On étudiera ensuite le vocabulaire des pierres précieuses. Cette catégorie est particulièrement bien représentée dans Salammbô et l’on devine Flaubert lecteur assidu des Lapidaires où se trouvaient consignées les propriétés des pierres précieuses. Les abaddirs sont des cailloux tombés de la lune ; seuls les gens supérieurs les honoraient à cause de leur sens symbolique « ils signifiaient les astres, le ciel, le feu » (p. 126).

La callaïs du mot grec qui s’écrit de même, est une pierre précieuse qui imite le saphir, mais qui offre une couleur vert-pâle (p. 148).

L’escarboucle (p. 148) au dire de Flaubert qui cite un ancien, est formée par l’urine de lynx, si du moins l’on veut bien croire Théophrate qui l’assure dans son Traité des Pierreries.

La glossopètre (p. 148) dont il est question ensuite serait aussi une pierre tombée de la lune. Pline cite cette pierre (37, 164).

La céraunie (p. 148) est une pierre couleur de l’éclair. C’est pourquoi on la disait engendrée par le tonnerre.

Les gagates (p. 152) doivent être des pierres de jais.

Ce bref aperçu donne une idée des richesses fabuleuses du Suffète Hamilcar. Les pays les plus lointains sont ainsi représentés dans ses coffres.

c). Les noms de mesure et les noms d’instruments de musique proviennent souvent de l’hébreu. Nous renvoyons pour les détails à l’étude déjà citée de Jean Klein.
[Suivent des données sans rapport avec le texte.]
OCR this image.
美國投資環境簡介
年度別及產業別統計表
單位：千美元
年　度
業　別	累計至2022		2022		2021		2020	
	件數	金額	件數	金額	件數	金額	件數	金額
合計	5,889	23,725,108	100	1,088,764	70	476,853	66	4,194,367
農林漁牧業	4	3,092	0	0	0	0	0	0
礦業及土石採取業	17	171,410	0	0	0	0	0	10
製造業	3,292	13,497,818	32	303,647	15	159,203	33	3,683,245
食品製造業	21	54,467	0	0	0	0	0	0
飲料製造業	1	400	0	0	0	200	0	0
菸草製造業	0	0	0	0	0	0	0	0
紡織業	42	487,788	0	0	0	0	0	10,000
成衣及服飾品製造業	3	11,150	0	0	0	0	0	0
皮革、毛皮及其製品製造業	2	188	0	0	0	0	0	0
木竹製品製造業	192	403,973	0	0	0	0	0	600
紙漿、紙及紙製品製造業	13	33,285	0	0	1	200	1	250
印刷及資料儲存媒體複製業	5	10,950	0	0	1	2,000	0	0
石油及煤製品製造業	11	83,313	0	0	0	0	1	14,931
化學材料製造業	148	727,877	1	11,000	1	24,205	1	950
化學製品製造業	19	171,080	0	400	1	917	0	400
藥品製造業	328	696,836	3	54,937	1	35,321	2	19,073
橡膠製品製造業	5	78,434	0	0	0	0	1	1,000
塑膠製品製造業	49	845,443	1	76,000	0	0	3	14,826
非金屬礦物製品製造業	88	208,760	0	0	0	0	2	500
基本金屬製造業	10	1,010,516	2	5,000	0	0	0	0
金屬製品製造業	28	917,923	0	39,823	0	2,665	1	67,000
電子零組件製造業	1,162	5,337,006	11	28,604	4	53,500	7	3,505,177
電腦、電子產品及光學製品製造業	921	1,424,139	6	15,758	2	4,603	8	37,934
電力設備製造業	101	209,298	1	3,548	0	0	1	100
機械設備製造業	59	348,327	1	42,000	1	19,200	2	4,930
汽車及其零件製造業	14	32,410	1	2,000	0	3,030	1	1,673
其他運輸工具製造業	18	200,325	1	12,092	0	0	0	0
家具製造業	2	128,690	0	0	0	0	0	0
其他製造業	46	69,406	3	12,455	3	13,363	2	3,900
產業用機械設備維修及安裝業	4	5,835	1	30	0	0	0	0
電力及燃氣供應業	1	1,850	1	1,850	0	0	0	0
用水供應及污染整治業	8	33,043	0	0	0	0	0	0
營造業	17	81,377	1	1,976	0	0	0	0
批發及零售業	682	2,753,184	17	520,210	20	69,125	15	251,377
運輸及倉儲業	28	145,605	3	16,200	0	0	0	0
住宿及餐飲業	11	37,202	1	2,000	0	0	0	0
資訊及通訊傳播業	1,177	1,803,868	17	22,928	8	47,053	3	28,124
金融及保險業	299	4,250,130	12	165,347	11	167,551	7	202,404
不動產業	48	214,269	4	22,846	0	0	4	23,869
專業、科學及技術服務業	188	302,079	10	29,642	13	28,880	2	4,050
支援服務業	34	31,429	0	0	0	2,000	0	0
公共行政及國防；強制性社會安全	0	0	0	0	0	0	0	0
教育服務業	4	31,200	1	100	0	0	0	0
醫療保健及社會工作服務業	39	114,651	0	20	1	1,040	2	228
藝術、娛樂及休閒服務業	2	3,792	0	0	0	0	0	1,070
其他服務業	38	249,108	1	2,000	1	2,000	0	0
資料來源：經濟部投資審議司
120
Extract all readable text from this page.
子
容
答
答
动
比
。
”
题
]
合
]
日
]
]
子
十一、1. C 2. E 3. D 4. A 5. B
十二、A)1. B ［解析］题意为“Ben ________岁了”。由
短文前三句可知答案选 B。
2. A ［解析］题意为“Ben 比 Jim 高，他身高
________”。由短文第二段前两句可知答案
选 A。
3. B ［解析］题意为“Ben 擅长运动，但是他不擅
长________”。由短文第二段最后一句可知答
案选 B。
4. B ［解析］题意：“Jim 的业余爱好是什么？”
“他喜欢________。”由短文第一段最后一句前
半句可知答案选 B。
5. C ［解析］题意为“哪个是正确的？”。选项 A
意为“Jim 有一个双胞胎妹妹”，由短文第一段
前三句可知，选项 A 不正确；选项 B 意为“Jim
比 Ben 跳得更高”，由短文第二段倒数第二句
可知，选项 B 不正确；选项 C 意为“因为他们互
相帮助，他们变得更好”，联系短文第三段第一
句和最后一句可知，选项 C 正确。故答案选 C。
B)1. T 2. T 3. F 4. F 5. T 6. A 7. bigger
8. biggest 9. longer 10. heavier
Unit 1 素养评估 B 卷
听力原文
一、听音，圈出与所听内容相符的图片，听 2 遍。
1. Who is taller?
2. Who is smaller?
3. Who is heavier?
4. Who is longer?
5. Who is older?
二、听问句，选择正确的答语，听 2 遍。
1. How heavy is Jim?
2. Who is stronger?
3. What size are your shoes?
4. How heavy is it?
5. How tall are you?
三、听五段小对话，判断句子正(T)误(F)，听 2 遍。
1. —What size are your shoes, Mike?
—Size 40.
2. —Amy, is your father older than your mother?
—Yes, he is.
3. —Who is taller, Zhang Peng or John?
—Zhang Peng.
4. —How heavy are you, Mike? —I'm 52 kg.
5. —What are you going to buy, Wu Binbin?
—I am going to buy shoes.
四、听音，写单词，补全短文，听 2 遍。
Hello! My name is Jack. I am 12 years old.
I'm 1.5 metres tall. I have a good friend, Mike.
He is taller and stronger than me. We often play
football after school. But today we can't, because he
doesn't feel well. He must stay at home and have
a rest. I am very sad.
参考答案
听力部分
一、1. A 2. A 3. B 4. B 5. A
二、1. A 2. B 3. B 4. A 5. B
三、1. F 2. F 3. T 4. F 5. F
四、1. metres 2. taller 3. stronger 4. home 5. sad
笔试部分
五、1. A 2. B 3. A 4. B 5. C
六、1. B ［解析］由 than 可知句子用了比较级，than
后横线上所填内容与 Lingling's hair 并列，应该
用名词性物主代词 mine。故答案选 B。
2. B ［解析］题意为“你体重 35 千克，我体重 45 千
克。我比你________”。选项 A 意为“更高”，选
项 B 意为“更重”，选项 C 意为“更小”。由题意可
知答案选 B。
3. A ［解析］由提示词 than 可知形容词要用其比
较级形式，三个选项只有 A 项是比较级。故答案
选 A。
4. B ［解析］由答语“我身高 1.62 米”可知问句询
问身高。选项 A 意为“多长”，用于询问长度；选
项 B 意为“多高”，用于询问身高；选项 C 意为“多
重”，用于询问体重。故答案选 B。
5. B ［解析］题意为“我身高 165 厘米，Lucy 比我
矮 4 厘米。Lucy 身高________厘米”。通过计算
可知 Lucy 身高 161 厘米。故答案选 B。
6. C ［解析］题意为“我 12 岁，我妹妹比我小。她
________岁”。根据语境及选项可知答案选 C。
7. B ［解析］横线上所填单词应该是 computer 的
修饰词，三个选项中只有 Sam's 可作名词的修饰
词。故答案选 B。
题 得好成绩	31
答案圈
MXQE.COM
Pour les monnaies, Flaubert juge superflu de donner l’équivalent : de même pour les noms de mesure et de mois, parce que le sens de la phrase l’indique (8).

d). Le nom des divinités pose le problème de la transcription phonétique. Flaubert évite de trop heurter le lecteur, en écartant les consonances inhabituelles dans le fonds de culture gréco-latine. Il écrit Moloch au lieu de Melech, Hannibal au lieu de Kartedda (9). En tout cas c’est l’aspect religieux qui marque nettement cette œuvre. La religion carthaginoise se caractérise par deux mots-clés : la superstition et la barbarie. Les carthaginois adoraient Moloch, Baal Hamon, Melqart, Eshmoûn.

Moloch est le dieu mâle, guerrier et dévorateur, qui, à l’origine, était le dieu des Ammonites.

Baal-Hamon dont le nom est associé sur les stèles à celui de Tanit, recevait des sacrifices de jeunes enfants quand la situation allait mal. Flaubert ne s’est pas trompé lorsqu’il a décrit le sacrifice destiné à apaiser le dieu, comme le prouve la découverte du tophet (10), dit de Salammbô au sud de la ville, avec des milliers d’urnes funéraires. Baal-Hamon est le correspondant du Saturne latin. Son épouse se nomme Tanit Pene-Ba’al, ou Tanit Face de Baal. C’est la déesse de la lune identifiée avec Juno Caelestis. Enfin Melqart « maître de la ville » était assimilé à Héraclès.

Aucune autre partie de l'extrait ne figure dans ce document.